Windows 8 hits 100 million sales, tweaks for mini-tablets in works

Microsoft Windows 8A Microsoft Surface tablet PC is displayed on a stand during its launch event with Microsoft Windows 8 in New York. (Reuters)

Microsoft Corp has sold 100 million Windows 8 licenses in the six months since launch, roughly in line with the previous version, but wants to combat sputtering interest in its flagship software with a substantial update to make it easier to use, and compatible with smaller tablets.

Windows 8 is the first Microsoft operating system primarily designed for touch commands, but it has failed to capture consumers' imaginations or make a dent in a tablet market dominated by Apple Inc and Samsung Electronics.

"Is it perfect?
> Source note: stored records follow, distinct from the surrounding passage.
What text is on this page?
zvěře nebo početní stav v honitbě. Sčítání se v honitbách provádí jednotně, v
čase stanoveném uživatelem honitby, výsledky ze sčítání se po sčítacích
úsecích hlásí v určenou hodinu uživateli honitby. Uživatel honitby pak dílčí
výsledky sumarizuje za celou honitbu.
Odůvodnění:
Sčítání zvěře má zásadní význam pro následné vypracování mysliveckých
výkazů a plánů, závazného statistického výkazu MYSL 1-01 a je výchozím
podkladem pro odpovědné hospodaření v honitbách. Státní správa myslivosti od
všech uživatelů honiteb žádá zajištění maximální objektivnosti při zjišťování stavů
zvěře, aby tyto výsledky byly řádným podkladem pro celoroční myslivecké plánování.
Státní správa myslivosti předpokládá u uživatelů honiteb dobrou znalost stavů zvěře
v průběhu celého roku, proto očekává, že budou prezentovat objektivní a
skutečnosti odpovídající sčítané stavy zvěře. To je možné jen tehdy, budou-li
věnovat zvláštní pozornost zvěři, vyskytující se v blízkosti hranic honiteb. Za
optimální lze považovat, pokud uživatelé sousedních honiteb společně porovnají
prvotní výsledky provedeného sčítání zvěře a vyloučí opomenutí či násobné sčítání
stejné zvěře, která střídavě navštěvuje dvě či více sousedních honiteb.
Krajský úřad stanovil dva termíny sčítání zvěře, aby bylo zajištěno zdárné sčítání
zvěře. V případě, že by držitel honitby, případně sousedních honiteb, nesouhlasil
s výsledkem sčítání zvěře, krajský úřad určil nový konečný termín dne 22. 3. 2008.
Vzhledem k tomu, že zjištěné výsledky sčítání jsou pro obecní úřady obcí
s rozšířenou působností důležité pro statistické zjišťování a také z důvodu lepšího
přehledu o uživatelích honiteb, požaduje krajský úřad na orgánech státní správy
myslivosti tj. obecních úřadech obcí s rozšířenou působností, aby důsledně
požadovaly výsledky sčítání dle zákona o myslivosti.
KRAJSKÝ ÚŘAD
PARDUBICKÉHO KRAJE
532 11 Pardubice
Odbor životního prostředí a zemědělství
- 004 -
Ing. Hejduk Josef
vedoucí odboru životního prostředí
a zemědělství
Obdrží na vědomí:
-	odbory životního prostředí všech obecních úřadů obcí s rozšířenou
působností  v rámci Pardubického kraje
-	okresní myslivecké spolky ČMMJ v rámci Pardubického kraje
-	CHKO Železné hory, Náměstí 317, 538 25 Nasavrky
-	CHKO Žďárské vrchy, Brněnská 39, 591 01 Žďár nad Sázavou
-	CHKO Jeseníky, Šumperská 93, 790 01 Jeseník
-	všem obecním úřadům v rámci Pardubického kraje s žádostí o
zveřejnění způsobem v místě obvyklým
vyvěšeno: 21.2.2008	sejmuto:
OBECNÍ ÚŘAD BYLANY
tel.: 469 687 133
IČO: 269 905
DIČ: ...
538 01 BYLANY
No. Are there things we need to change? Absolutely. We are being very real about what needs to change and changing it as thoughtfully and quickly as we can", said Tami Reller, co-head of Microsoft's Windows unit at the company's Redmond, Washington headquarters last week, where she announced the latest Windows sales figure, a number made public on Monday.

Microsoft will be rolling out an update to Windows 8, provisionally code-named 'Windows Blue', by the end of this year, Reller said. Details of the update will be released in the next few weeks.

Although Microsoft has sold 100 million Windows 8 licenses since launch on October 26, matching Windows 7 sales three years previously, it looks unlikely that the new system will see progressively rising demand, as Windows 7 did, hitting 240 million sales in its first year.

Microsoft's last Windows 8 sales update was in early January, when it broke 60 million, suggesting only around 40 million license sales in the last four months, well below Windows 7's average sales rate.

Windows 7 was helped by the fact that it replaced the generally unpopular Windows Vista, whereas Windows 8 has confused many potential customers with its new-look 'tile'-based start screen and the omission of the traditional 'start' button.

"The learning curve is real, and we need to address it," said Reller. "We're not sitting back and saying, they will get used to it."